わたしはカバンに机の中の物全部詰め、帰ろうとして教室を出ようと騒がしい集団に背を向けた。

「委員長、帰るんだ?」
不意に、背中に甲斐くんの声がかかる。そっと振り向くと甲斐くんの視線がちらっとこっちに流れた様な気がしたけど……あり得ないことだった。彼は既に若尾さんの方に身体を傾けて、その耳元に何かしら囁いていたから。
「さよーなら、委員長」
「さようなら」
香川くんの声に軽く会釈をして、無表情のまま教室を出た。
「オレたちもどっか行こうぜ」
甲斐くんの声が重なるのが聞こえたけれども、わたしはそのまま真っ直ぐ前だけ見て帰路についた。
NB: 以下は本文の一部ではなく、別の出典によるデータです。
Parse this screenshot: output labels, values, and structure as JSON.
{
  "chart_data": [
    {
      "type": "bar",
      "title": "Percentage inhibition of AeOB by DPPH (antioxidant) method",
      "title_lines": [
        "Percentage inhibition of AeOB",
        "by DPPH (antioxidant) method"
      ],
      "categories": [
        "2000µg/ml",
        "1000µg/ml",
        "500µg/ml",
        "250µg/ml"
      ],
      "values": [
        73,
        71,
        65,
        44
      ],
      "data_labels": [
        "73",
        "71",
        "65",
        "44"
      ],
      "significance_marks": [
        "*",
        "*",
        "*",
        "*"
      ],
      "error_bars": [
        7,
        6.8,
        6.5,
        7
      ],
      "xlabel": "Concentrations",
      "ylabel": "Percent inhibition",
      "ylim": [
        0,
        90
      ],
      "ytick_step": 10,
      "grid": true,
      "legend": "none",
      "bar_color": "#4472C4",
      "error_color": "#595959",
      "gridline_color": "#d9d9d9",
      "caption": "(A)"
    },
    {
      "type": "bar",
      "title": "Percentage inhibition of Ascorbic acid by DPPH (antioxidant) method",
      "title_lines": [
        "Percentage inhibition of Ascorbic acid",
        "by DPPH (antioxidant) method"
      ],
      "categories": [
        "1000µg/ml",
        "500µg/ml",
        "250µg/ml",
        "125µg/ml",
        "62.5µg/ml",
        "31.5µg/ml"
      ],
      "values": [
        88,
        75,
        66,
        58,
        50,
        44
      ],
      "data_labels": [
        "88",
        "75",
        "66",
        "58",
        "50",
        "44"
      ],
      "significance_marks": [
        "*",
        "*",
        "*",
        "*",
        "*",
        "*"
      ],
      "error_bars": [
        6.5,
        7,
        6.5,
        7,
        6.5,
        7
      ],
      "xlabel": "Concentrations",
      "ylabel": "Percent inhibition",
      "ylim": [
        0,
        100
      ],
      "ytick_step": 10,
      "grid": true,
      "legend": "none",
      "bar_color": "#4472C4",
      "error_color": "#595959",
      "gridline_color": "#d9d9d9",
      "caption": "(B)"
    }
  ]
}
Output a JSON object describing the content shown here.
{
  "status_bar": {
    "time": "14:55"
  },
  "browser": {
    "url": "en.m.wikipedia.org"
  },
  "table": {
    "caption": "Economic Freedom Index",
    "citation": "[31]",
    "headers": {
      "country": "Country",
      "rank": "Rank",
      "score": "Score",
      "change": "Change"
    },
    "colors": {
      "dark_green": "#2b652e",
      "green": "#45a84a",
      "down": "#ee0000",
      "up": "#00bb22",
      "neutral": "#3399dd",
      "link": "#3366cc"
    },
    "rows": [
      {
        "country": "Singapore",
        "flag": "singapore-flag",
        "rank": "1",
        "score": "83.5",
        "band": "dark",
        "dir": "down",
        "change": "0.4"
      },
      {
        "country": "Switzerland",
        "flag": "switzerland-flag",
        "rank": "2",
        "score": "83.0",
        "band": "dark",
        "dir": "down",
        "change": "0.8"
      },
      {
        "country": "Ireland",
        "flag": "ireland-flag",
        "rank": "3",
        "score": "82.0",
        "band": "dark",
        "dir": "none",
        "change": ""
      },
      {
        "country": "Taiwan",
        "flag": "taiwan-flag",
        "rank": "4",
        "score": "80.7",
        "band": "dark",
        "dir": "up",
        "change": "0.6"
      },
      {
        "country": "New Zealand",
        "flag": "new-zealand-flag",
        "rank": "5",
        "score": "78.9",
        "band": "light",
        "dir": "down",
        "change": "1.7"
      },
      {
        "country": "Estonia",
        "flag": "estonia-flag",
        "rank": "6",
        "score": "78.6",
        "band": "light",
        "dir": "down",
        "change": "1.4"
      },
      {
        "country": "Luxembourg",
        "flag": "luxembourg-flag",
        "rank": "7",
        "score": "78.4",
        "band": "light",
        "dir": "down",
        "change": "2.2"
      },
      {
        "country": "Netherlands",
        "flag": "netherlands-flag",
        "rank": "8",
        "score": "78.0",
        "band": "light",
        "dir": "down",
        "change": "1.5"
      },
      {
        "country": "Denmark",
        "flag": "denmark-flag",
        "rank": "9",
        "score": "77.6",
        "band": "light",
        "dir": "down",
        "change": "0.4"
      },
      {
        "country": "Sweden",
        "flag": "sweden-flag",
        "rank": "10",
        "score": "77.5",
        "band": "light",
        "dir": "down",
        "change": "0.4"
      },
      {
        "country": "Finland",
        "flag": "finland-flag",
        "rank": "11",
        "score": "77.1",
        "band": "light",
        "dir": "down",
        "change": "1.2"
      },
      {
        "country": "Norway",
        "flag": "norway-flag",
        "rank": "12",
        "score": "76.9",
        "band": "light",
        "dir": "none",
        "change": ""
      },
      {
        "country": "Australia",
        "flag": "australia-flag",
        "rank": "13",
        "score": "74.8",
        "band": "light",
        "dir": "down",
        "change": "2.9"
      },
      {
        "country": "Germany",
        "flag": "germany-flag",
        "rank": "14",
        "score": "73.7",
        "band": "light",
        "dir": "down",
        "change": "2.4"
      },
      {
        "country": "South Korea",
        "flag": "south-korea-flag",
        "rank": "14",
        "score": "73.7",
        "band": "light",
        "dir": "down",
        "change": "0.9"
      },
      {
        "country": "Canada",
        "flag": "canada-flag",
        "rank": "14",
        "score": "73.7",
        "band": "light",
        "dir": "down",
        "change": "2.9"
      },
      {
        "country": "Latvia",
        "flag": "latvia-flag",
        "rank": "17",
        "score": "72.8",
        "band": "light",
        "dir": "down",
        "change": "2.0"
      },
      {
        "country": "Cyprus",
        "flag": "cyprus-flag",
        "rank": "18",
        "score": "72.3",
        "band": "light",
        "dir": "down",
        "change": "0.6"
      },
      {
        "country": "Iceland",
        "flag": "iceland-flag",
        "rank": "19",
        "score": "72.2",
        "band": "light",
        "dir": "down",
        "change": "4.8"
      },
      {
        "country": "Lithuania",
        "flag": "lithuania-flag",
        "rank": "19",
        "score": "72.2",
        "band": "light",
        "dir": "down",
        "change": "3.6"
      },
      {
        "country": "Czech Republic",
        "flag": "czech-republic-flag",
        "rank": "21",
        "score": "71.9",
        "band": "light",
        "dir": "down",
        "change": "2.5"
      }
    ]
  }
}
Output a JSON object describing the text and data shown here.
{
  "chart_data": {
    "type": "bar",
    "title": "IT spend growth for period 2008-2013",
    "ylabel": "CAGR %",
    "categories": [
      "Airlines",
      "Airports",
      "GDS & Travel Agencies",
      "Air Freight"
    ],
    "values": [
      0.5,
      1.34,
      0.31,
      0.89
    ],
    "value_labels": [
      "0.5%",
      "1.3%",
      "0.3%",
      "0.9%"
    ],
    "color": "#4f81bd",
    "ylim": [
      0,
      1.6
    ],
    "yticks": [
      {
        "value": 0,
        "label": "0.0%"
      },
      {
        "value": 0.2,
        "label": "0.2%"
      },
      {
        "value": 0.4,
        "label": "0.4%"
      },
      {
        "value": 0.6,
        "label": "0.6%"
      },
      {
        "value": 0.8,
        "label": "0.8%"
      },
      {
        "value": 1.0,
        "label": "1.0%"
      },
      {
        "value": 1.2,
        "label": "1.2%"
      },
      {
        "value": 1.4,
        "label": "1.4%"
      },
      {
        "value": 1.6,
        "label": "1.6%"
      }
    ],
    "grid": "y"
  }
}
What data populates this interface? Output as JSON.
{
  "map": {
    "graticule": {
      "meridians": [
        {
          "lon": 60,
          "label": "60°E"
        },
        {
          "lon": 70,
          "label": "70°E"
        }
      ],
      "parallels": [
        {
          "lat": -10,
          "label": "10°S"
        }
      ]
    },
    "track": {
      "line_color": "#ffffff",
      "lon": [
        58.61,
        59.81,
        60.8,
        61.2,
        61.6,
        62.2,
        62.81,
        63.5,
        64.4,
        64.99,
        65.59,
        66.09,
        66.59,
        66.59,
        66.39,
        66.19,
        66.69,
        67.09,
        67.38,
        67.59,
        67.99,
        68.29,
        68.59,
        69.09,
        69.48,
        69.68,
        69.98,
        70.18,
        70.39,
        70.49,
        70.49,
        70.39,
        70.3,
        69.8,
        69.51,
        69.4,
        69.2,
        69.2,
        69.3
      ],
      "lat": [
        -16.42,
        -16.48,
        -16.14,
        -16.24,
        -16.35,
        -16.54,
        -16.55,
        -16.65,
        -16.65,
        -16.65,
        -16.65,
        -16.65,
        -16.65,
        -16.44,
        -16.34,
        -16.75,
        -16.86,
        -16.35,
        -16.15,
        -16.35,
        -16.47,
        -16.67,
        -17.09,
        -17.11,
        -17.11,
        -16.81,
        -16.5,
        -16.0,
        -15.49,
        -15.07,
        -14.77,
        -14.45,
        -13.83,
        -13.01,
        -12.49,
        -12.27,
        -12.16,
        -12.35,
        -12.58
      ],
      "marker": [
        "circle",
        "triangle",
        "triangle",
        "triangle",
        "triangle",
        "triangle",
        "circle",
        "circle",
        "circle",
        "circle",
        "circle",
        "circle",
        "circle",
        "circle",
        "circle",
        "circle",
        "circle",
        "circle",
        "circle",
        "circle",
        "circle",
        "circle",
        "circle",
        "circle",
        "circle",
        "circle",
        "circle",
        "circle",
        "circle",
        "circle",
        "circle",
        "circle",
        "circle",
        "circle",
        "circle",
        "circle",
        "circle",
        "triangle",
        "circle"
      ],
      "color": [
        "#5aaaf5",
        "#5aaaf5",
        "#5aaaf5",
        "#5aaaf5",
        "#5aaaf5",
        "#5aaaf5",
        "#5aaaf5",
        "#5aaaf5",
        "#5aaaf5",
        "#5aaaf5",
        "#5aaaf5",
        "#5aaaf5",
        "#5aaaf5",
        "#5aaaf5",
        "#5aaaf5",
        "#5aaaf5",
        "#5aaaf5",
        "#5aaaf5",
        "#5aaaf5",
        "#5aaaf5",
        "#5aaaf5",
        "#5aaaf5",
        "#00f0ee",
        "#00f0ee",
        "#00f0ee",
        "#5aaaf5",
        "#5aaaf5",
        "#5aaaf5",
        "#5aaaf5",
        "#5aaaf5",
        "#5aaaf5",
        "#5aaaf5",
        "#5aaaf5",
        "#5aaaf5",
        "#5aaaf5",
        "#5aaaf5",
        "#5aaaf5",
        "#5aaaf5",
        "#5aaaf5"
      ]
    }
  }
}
帰ってから昼食の準備をする気にもならなくて、ベッドに俯せに寝転がっていた。
「馬鹿みたい……」
何を期待して、何に脅えたんだろう?
関係をばらすことなど、彼にとっては何の見返りもないことだ。するはずないのに?
それとも、彼が噂のカノジョと別れたことが嬉しかった?カノジョと別れたからって自分が代わりになるはずもないのに。
それに……甲斐くんは若尾さんと付き合うんだろうか?彼女もセフレとして?それとも正式なカノジョとして?若尾さんはわたしなんかと比べたら男性の目を惹くタイプだ。今風にお化粧してるのがちょっとケバイけど、可愛く見せるよう努力してる今風の娘だ。でも、女子の前と男子の前では声の高さもしぐさもまったく違うのってどうだろう?わたしはあまりオトモダチにはなりたくないタイプだ。もし甲斐くんが若尾さんと付き合いだせば、きっとわたしなんていらなくなるだろう。だって彼女となら学校でも気軽にえっち出来るし、彼女は受験にもそんなに力はいってないから時間も十分にありそうに見える。
そうしたら、今週末の終業式の後、甲斐くんはわたしに何て言うんだろう?
ちょっと前まで、彼が求めてくれたことに喜んで、ちょっぴり期待してしまっていた自分が愚かに思えた。

求められて嬉しかったなんて、ほんと、馬鹿なわたし……だった。